Dans ce cadre, son succès sur Abbey Road prend une couleur particulière. Oui, il signe deux chefs-d’œuvre. Oui, il est enfin reconnu comme compositeur. Mais au lieu de s’enivrer de cette reconnaissance, il en parle comme d’une évidence : “j’écris depuis des années.” Comme si le vrai enjeu n’était pas la validation, mais l’expression. Les chansons “doivent sortir”. Et après, il y aura d’autres rôles.
Abbey Road comme dernier décor : la beauté d’un disque né dans la fatigue
Il y a, dans cette conversation, un contraste presque cruel : Abbey Road est un disque d’une élégance folle, un album qui donne l’impression d’un groupe capable de finir sa phrase ensemble. Et Harrison, lui, décrit un quotidien fait de paperasse et de désillusion matérielle. On comprend alors que la beauté d’Abbey Road n’est pas née dans la paix. Elle est née dans l’effort. Dans la discipline. Dans la volonté de faire un “dernier bon disque” malgré le chaos.
Quand George dit qu’il aime Because, il pointe ce mystère : comment, au milieu du désordre, on parvient à fabriquer une harmonie parfaite. Abbey Road, c’est la preuve qu’un groupe peut être en train de se dissoudre et, pourtant, produire une œuvre qui sonne comme un testament unifié. C’est la magie tragique des Beatles : la fin n’empêche pas la beauté, elle l’intensifie.
Et Harrison, en octobre 1969, semble déjà regarder ce disque comme un objet parmi d’autres, un épisode dans une vie plus vaste. Il ne le sacralise pas. Il ne le mythifie pas. Il parle de ses chansons comme de choses qui sortent. Il parle du groupe comme d’un rôle. Il parle de Dieu comme d’une perception possible. Il relativise tout. Y compris la légende.

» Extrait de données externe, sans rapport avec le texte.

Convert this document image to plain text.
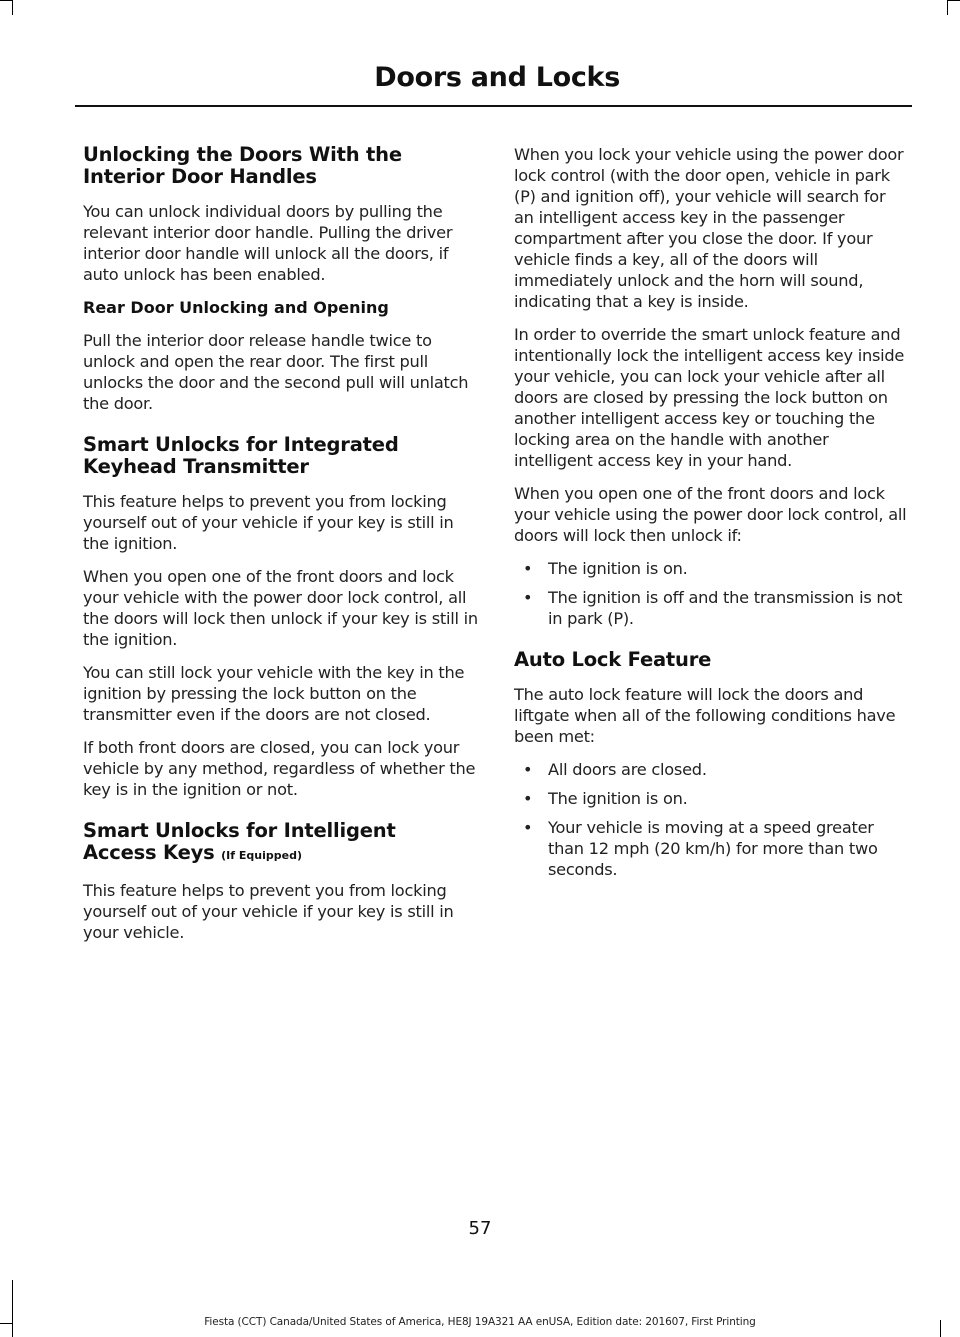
Doors and Locks
Unlocking the Doors With the Interior Door Handles

You can unlock individual doors by pulling the relevant interior door handle. Pulling the driver interior door handle will unlock all the doors, if auto unlock has been enabled.

Rear Door Unlocking and Opening

Pull the interior door release handle twice to unlock and open the rear door. The first pull unlocks the door and the second pull will unlatch the door.

Smart Unlocks for Integrated Keyhead Transmitter

This feature helps to prevent you from locking yourself out of your vehicle if your key is still in the ignition.

When you open one of the front doors and lock your vehicle with the power door lock control, all the doors will lock then unlock if your key is still in the ignition.

You can still lock your vehicle with the key in the ignition by pressing the lock button on the transmitter even if the doors are not closed.

If both front doors are closed, you can lock your vehicle by any method, regardless of whether the key is in the ignition or not.

Smart Unlocks for Intelligent Access Keys (If Equipped)

This feature helps to prevent you from locking yourself out of your vehicle if your key is still in your vehicle.

When you lock your vehicle using the power door lock control (with the door open, vehicle in park (P) and ignition off), your vehicle will search for an intelligent access key in the passenger compartment after you close the door. If your vehicle finds a key, all of the doors will immediately unlock and the horn will sound, indicating that a key is inside.

In order to override the smart unlock feature and intentionally lock the intelligent access key inside your vehicle, you can lock your vehicle after all doors are closed by pressing the lock button on another intelligent access key or touching the locking area on the handle with another intelligent access key in your hand.

When you open one of the front doors and lock your vehicle using the power door lock control, all doors will lock then unlock if:

• The ignition is on.
• The ignition is off and the transmission is not in park (P).
Auto Lock Feature

The auto lock feature will lock the doors and liftgate when all of the following conditions have been met:

• All doors are closed.
• The ignition is on.
• Your vehicle is moving at a speed greater than 12 mph (20 km/h) for more than two seconds.
57
Fiesta (CCT) Canada/United States of America, HE8J 19A321 AA enUSA, Edition date: 201607, First Printing
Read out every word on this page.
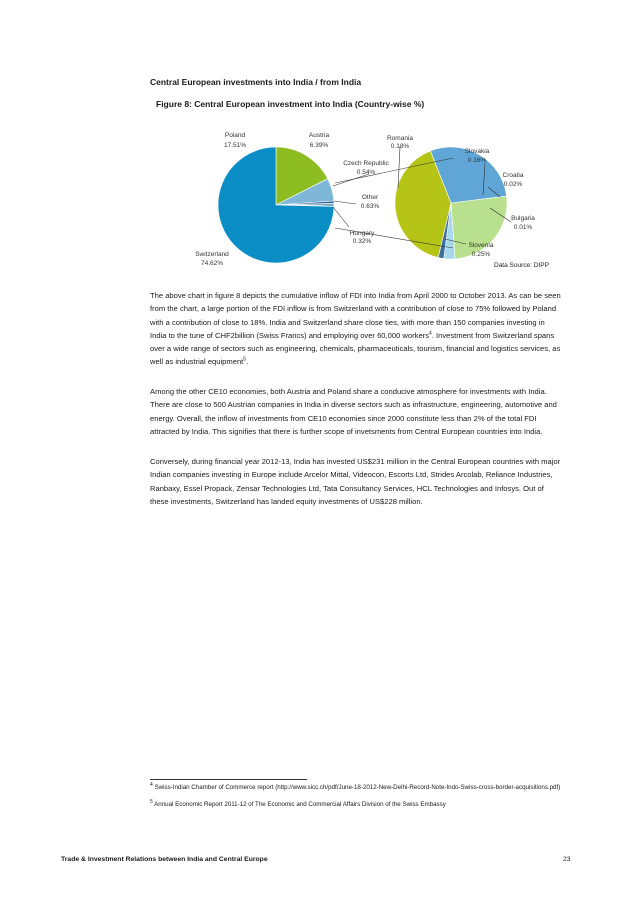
Central European investments into India / from India
Figure 8: Central European investment into India (Country-wise %)
Poland
17.51%
Austria
6.39%
Romania
0.18%
Slovakia
0.16%
Czech Republic
0.54%	Croatia
0.02%
Other
0.63%
Bulgaria
0.01%
Hungary
0.32%
Slovenia
0.25%
Switzerland
74.62%	Data Source: DIPP

The above chart in figure 8 depicts the cumulative inflow of FDI into India from April 2000 to October 2013. As can be seen from the chart, a large portion of the FDI inflow is from Switzerland with a contribution of close to 75% followed by Poland with a contribution of close to 18%. India and Switzerland share close ties, with more than 150 companies investing in India to the tune of CHF2billion (Swiss Francs) and employing over 60,000 workers$^4$. Investment from Switzerland spans over a wide range of sectors such as engineering, chemicals, pharmaceuticals, tourism, financial and logistics services, as well as industrial equipment$^5$.

Among the other CE10 economies, both Austria and Poland share a conducive atmosphere for investments with India. There are close to 500 Austrian companies in India in diverse sectors such as infrastructure, engineering, automotive and energy. Overall, the inflow of investments from CE10 economies since 2000 constitute less than 2% of the total FDI attracted by India. This signifies that there is further scope of invetsments from Central European countries into India.

Conversely, during financial year 2012-13, India has invested US$231 million in the Central European countries with major Indian companies investing in Europe include Arcelor Mittal, Videocon, Escorts Ltd, Strides Arcolab, Reliance Industries, Ranbaxy, Essel Propack, Zensar Technologies Ltd, Tata Consultancy Services, HCL Technologies and Infosys. Out of these investments, Switzerland has landed equity investments of US$228 million.

$^4$ Swiss-Indian Chamber of Commerce report (http://www.sicc.ch/pdf/June-18-2012-New-Delhi-Record-Note-Indo-Swiss-cross-border-acquisitions.pdf)
$^5$ Annual Economic Report 2011-12 of The Economic and Commercial Affairs Division of the Swiss Embassy
Trade & Investment Relations between India and Central Europe	23
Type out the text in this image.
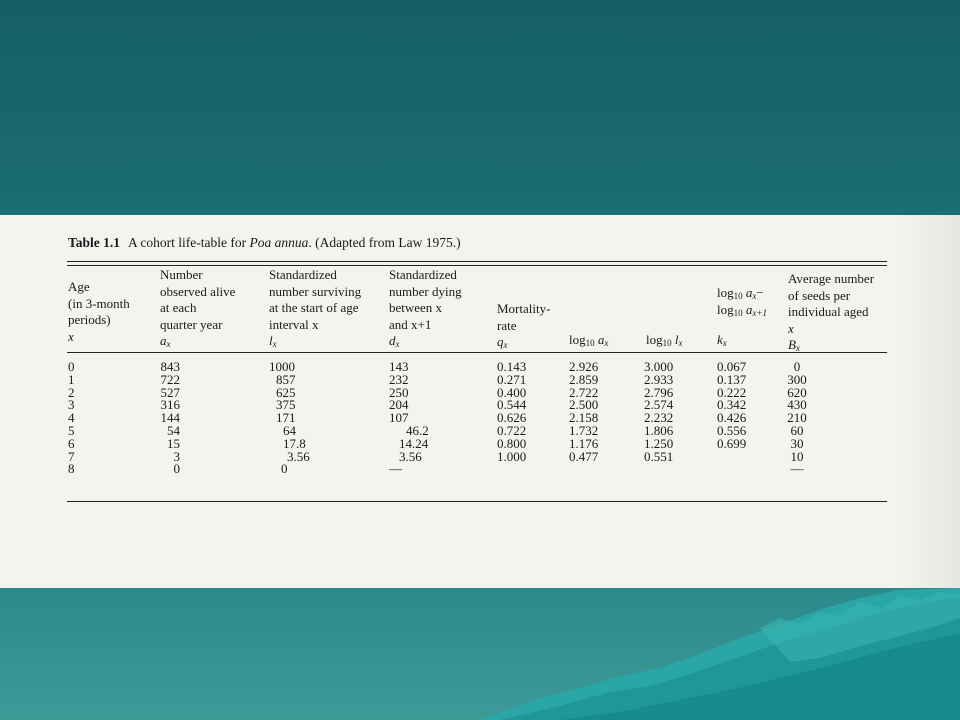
Table 1.1 A cohort life-table for Poa annua. (Adapted from Law 1975.)
Age
(in 3-month
periods)
x
Number
observed alive
at each
quarter year
$a_x$
Standardized
number surviving
at the start of age
interval x
$l_x$
Standardized
number dying
between x
and x+1
$d_x$
Mortality-
rate
$q_x$	$\log_{10} a_x$	$\log_{10} l_x$
$\log_{10} a_x-$
$\log_{10} a_{x+1}$
$k_x$
Average number
of seeds per
individual aged
x
$B_x$
0
1
2
3
4
5
6
7
8
843
722
527
316
144
54
15
3
0
1000
857
625
375
171
64
17.8
3.56
0
143
232
250
204
107
46.2
14.24
3.56
—
0.143
0.271
0.400
0.544
0.626
0.722
0.800
1.000
2.926
2.859
2.722
2.500
2.158
1.732
1.176
0.477
3.000
2.933
2.796
2.574
2.232
1.806
1.250
0.551
0.067
0.137
0.222
0.342
0.426
0.556
0.699
0
300
620
430
210
60
30
10
—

C’est ce qui rend cet entretien si émouvant : il ne ressemble pas à une promotion. Il ressemble à une transition. Une voix qui quitte doucement une pièce bruyante. Un homme qui sourit encore, qui plaisante encore, qui cite Shakespeare, qui cite les Beatles, qui chante un mantra, mais qui, intérieurement, est déjà en train de changer de peau.
“Beatle George”, bientôt “George tout court”
On aime raconter l’histoire Beatles comme une suite d’albums. Mais l’histoire Beatles, à la fin, est aussi une histoire d’identités qui se libèrent. John Lennon veut être autre chose qu’un Beatle. Paul McCartney veut sauver le groupe parce que le groupe est sa maison. Ringo Starr veut exister sans être le quatrième. Et George Harrison, lui, veut arrêter d’être une étiquette.
Le 8 octobre 1969, à Apple, il ne l’annonce pas comme une rupture, mais comme une évidence. Tout est temporaire. Les tags. Les rôles. Les maisons. Les voitures. Même les Beatles. Et dans cette vision, il y a à la fois une tristesse et une paix. La tristesse de savoir qu’un monde se termine. La paix de savoir qu’un autre peut commencer.
Son sourire final, “je suis le Walrus aussi”, contient tout : la blague, la philosophie, l’idée que l’identité est un jeu, que l’unité est plus profonde que la séparation, et que, si l’on écoute vraiment, la musique a déjà tout dit.